In a payoff to his Coal Baron contributors, Donald Trump has forced obsolete coal plants in several states to stay open, and middle class ratepayers to continue to subsidize the Oligarchs and 1 percent.
But markets are powerful, and renewables are too compelling to stop.
In 2025, the share of renewables in U.S. electricity generation has surpassed 25 percent.
Over the course of the past 20 years, their share has continuously risen from just 8.6 percent in 2007.
At the same time, as Statista’s Kathraina Buchholz details in the infographic below, coal in electricity generation fell from a share of 49 percent to just 16.4 percent last year.
While Trump administration’s policies regarding renewable energy and greenhouse gases have yet to show their full effect, experts believe that the sector’s strong growth as well as efficiency and cost improvements will cause it to expand further – albeit slower – despite some government funding losses and the end of emission limits.
In 2022, more electricity was generated from renewable sources in the U.S. for the first time over the course of one year than from coal.
That year, renewable energy sources created more than 900 terawatt-hours of electric power in the country compared to a little over 800 that came from coal.
On a global scale, this change happened last year as renewables outweighed coal electricity generation in the second half of 2025.
Up until 2007, coal accounted for more than 2,000 terawatt hours of electricity in the U.S. before the figure started to declined as regulations around fossil fuels – limits on carbon-intensity and the emissions of toxic elements like mercury – tightened. Electricity generation from natural gas gained pace as a result since it produces somewhat less CO2. To reach the emission goals associated with the net zero age, however, the U.S. would have to continue growing carbon-neutral electricity sources like wind and solar, which have been on a steady upwards climb in the new millennium and are now the second biggest source of electric power in the country.

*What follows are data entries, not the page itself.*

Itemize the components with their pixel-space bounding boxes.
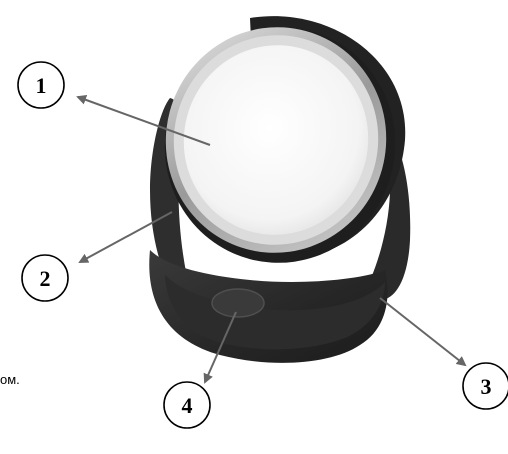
callout-2: 2 (21, 254, 69, 302)
callout-2-label: 2 (40, 266, 51, 291)
callout-3-label: 3 (481, 374, 492, 399)
arrow-4 (203, 311, 237, 384)
arrow-3 (379, 297, 467, 367)
arrow-1 (76, 95, 211, 146)
leader-lines (76, 95, 467, 384)
callout-3: 3 (462, 362, 508, 410)
power-button (211, 288, 265, 318)
cut-off-text: ом. (0, 372, 20, 387)
callout-4: 4 (163, 381, 211, 429)
callout-1-label: 1 (36, 73, 47, 98)
callout-4-label: 4 (182, 393, 193, 418)
mirror-head (164, 27, 396, 263)
mirror-glass (183, 45, 369, 235)
arrow-2 (78, 211, 173, 263)
callout-1: 1 (17, 61, 65, 109)
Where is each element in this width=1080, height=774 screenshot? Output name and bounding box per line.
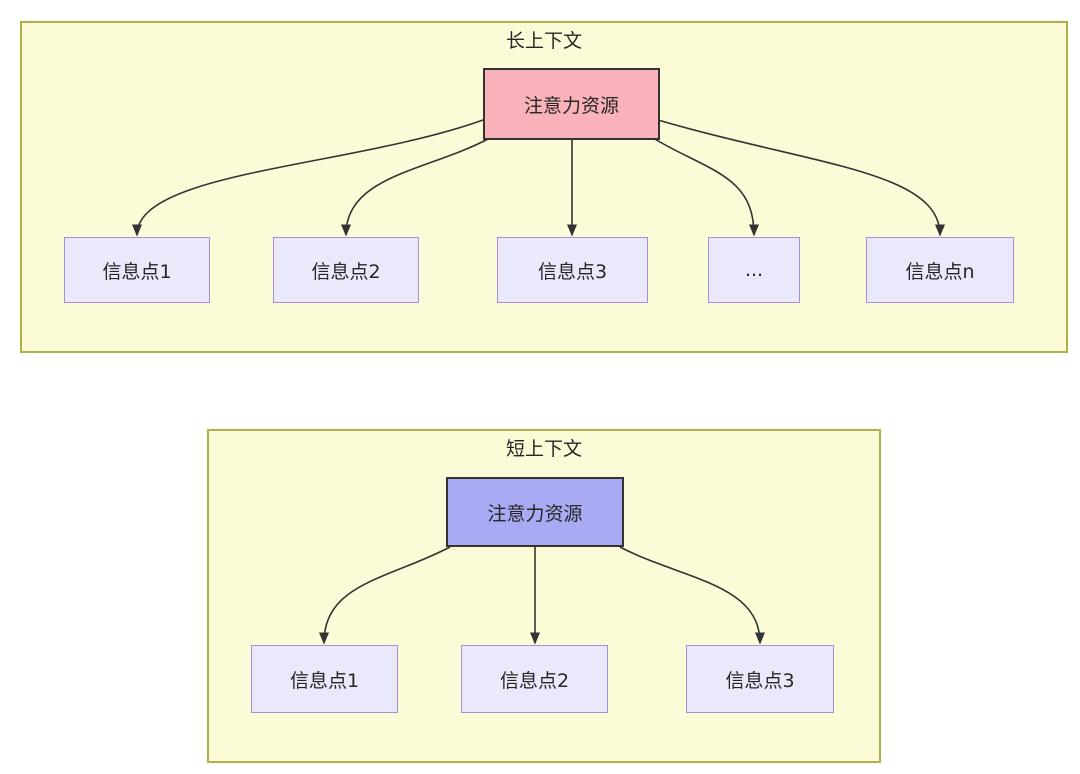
arrow-long-root-to-ellipsis xyxy=(652,137,759,237)
arrow-long-root-to-info2 xyxy=(341,137,491,237)
arrow-long-root-to-info1 xyxy=(132,119,484,237)
long-context-container: 长上下文 注意力资源 信息点1 信息点2 信息点3 ... 信息点n xyxy=(20,21,1068,353)
short-context-title: 短上下文 xyxy=(505,438,582,460)
arrow-short-root-to-info3 xyxy=(619,546,765,645)
short-attention-resources-node: 注意力资源 xyxy=(446,477,624,547)
short-info-point-2-node: 信息点2 xyxy=(461,645,608,713)
long-attention-resources-node: 注意力资源 xyxy=(483,68,660,140)
short-context-container: 短上下文 注意力资源 信息点1 信息点2 信息点3 xyxy=(207,429,881,763)
arrow-short-root-to-info1 xyxy=(319,546,451,645)
long-context-title: 长上下文 xyxy=(505,30,582,52)
long-info-point-3-node: 信息点3 xyxy=(497,237,648,303)
short-info-point-1-node: 信息点1 xyxy=(251,645,398,713)
arrow-long-root-to-infon xyxy=(657,119,945,237)
long-info-point-ellipsis-node: ... xyxy=(708,237,800,303)
long-info-point-2-node: 信息点2 xyxy=(273,237,419,303)
long-info-point-n-node: 信息点n xyxy=(866,237,1014,303)
short-info-point-3-node: 信息点3 xyxy=(686,645,834,713)
long-info-point-1-node: 信息点1 xyxy=(64,237,210,303)
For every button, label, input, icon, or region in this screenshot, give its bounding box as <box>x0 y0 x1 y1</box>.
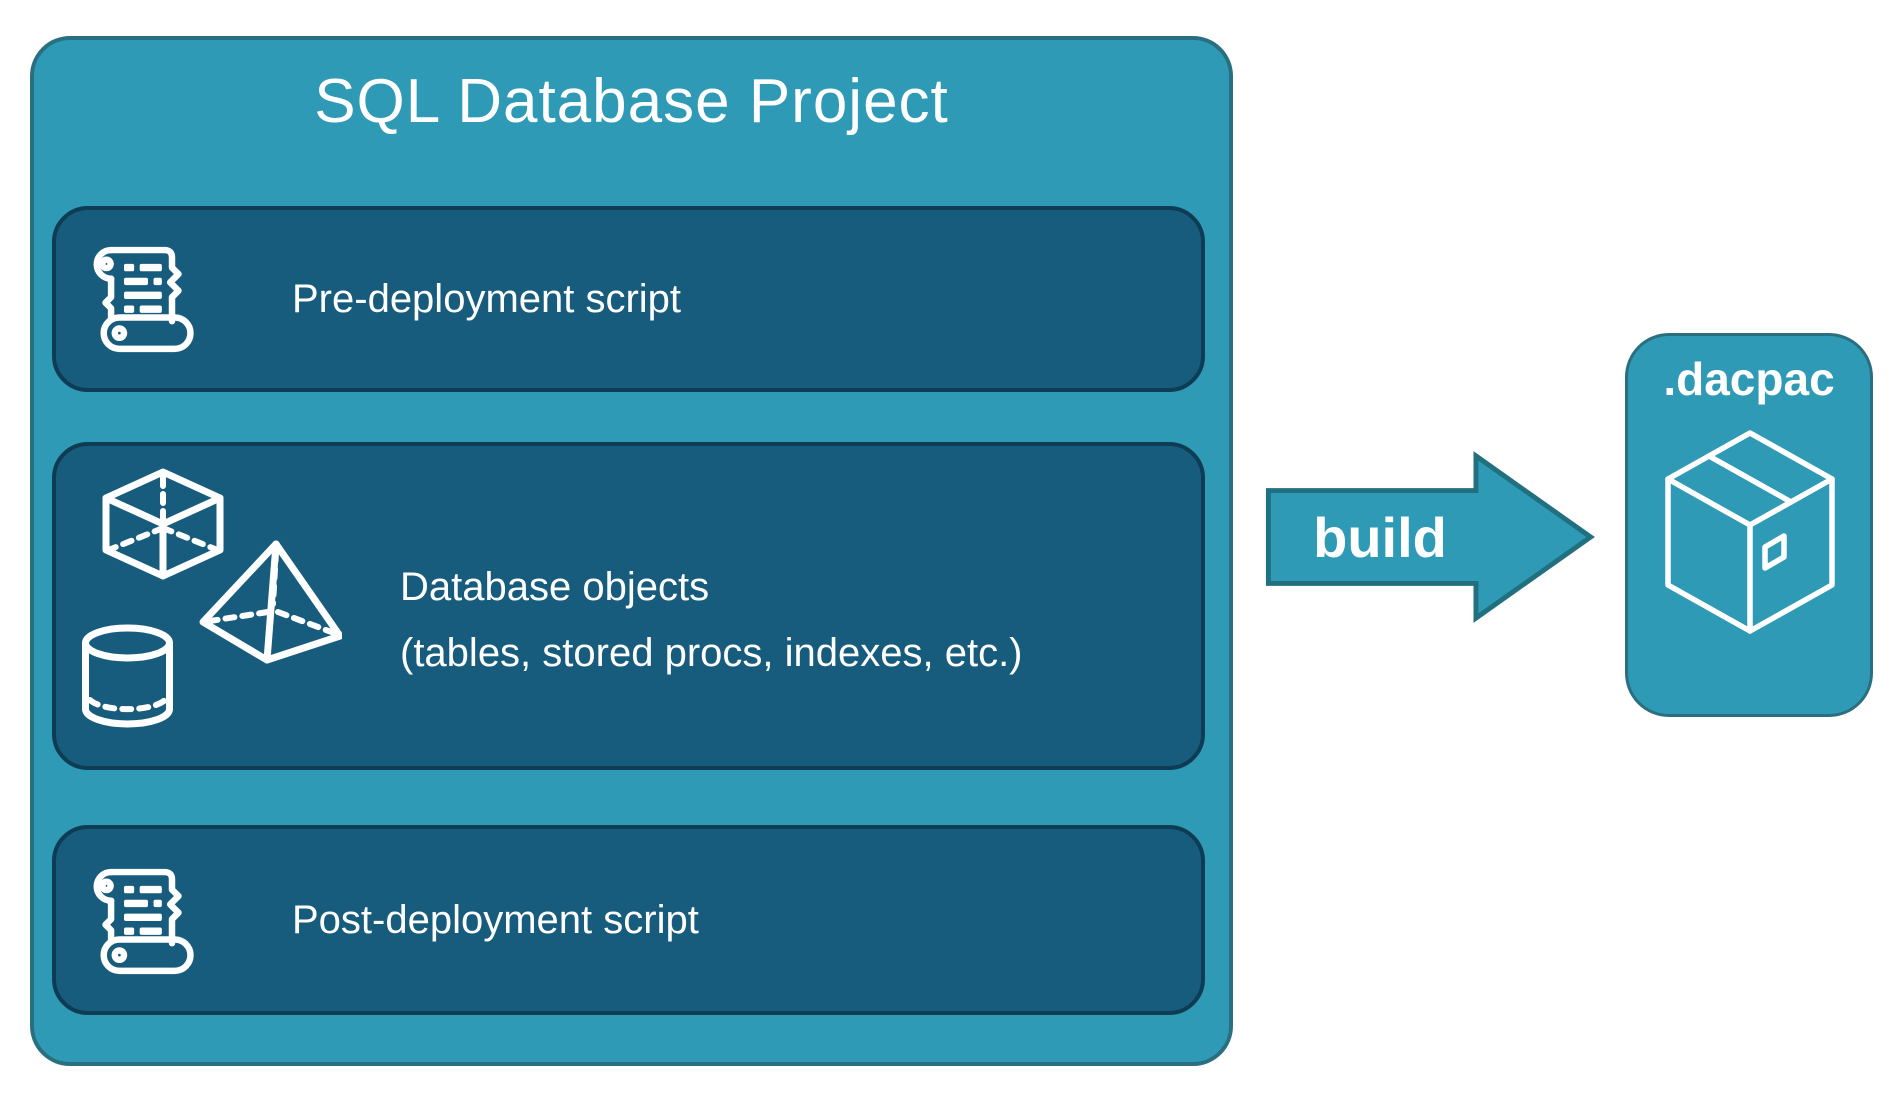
package-icon <box>1662 428 1838 640</box>
pyramid-icon <box>199 540 342 664</box>
database-objects-label-line2: (tables, stored procs, indexes, etc.) <box>400 631 1023 675</box>
cylinder-icon <box>82 624 173 728</box>
build-arrow-label: build <box>1313 506 1447 569</box>
database-objects-label: Database objects (tables, stored procs, … <box>400 554 1023 686</box>
scroll-icon <box>76 238 196 360</box>
database-objects-label-line1: Database objects <box>400 565 710 609</box>
pre-deployment-label: Pre-deployment script <box>292 276 682 321</box>
post-deployment-label: Post-deployment script <box>292 897 699 942</box>
item-pre-deployment-script <box>52 206 1205 392</box>
build-arrow <box>1265 451 1596 623</box>
project-title: SQL Database Project <box>314 67 949 136</box>
item-post-deployment-script <box>52 825 1205 1015</box>
scroll-icon <box>76 860 196 982</box>
item-database-objects <box>52 442 1205 770</box>
geometric-shapes-icon <box>80 462 342 734</box>
dacpac-label: .dacpac <box>1663 353 1835 405</box>
cube-icon <box>102 468 224 580</box>
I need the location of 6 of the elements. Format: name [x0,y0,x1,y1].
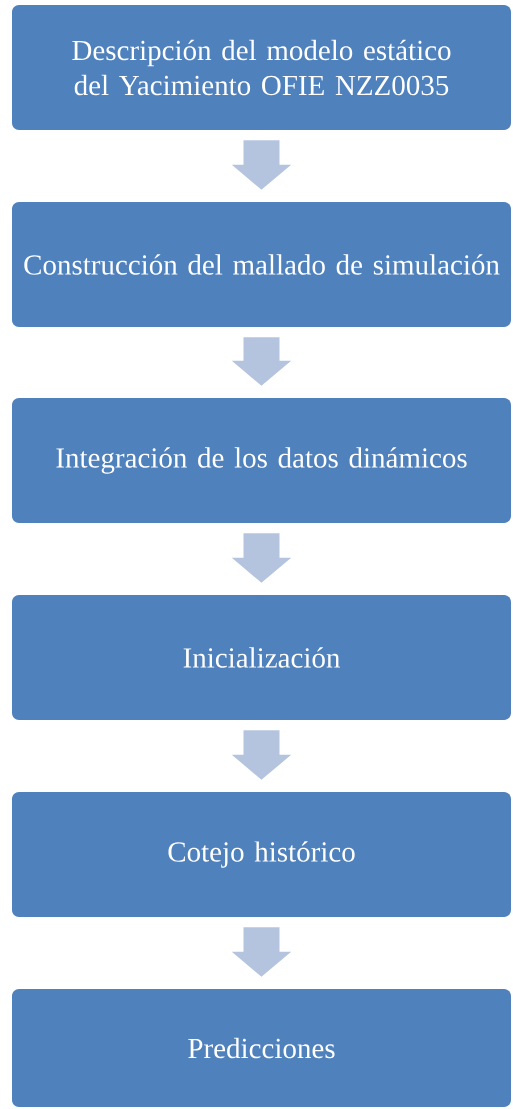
process-box: Predicciones [12,989,511,1107]
process-box: Descripción del modelo estático del Yacimiento OFIE NZZ0035 [12,5,511,130]
process-box: Integración de los datos dinámicos [12,398,511,523]
process-box: Construcción del mallado de simulación [12,202,511,327]
process-box: Inicialización [12,595,511,720]
process-box: Cotejo histórico [12,792,511,917]
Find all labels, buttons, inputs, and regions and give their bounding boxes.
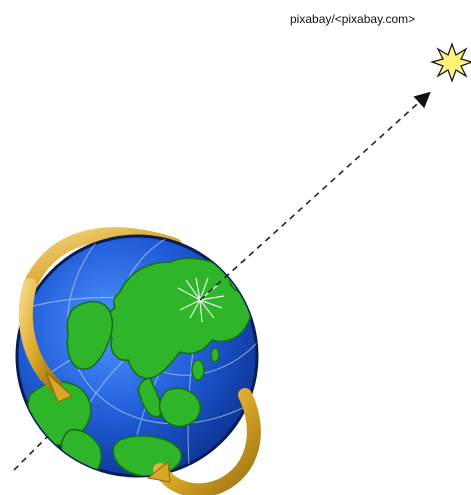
sun-star-icon [432, 44, 471, 81]
earth-axis-upper [200, 96, 426, 300]
image-credit: pixabay/<pixabay.com> [290, 12, 415, 26]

US Energy Information Administration:
Coal. In 2026, 6.4 GW of coal-fired capacity is scheduled to retire, which accounts for almost 4% of the U.S. coal fleet that was in operation as of the end of 2025. Coal retirements were expected to increase last year after they slowed down in 2024. However, only 2.6 GW out of an anticipated 8.0 GW of coal capacity were retired, as the DOE issued emergency orders that temporarily postponed the retirement of large coal plants. Any renewed or new emergency orders could affect retirements planned for this year as well.
Retirements of several coal-fired plants scheduled for last year were postponed to 2026:
- J.H. Campbell in Michigan*, 1,331 megawatts (MW)
- South Oak Creek Units 7 and 8 in Wisconsin, 616 MW
- R.M. Schahfer Units 17 and 18 in Indiana, 722 MW
- Craig Station Unit 1 in Colorado, 427 MW
- Comanche Unit 2 in Colorado, 335 MW
- F.B. Culley Unit 2 in Indiana, 90 MW
Today, Michigan Attorney General Dana Nessel is announcing her intent to file a request for rehearing with the U.S. Department of Energy (DOE), challenging the Department’s latest arbitrary and illegal order forcing the continued operation of Consumers Energy’s J.H. Campbell coal-fired power plant in West Olive, Michigan, under the pretense of a fabricated energy emergency. DOE’s fourth order under Federal Power Act Section 202(c) forces Consumers Energy to run the J.H. Campbell coal plant until May 18, 2026, nearly a year beyond its previously approved retirement date of May 31, 2025. The retirement was approved by the Michigan Public Service Commission after extensive planning and analysis by state regulators and the broader inter-state power grid. This has included the procurement of replacement power resources, and the planning for future resources, to more than account for the removal of the J.H Campbell Plant.
The retirement of the Campbell Plant and its replacement with more cost-effective resources were elements of a carefully considered plan that was expected to save Michigan ratepayers nearly $600 million. Instead, Consumers Energy has reported at least $135 million in costs associated with the Campbell plant past its scheduled retirement date, not including ongoing costs of running the plant from December 31, 2025, to the present.


If FOSSIL gas replaced some coal because of mercury reductions it can’t because FOSSIL gas, (aka methane + impurities) produces less CO2. The sentence was unclear. Plus, although fossil gas produces less CO2, the system leaks so much methane, FOSSIL gas is as bad as coal for climate.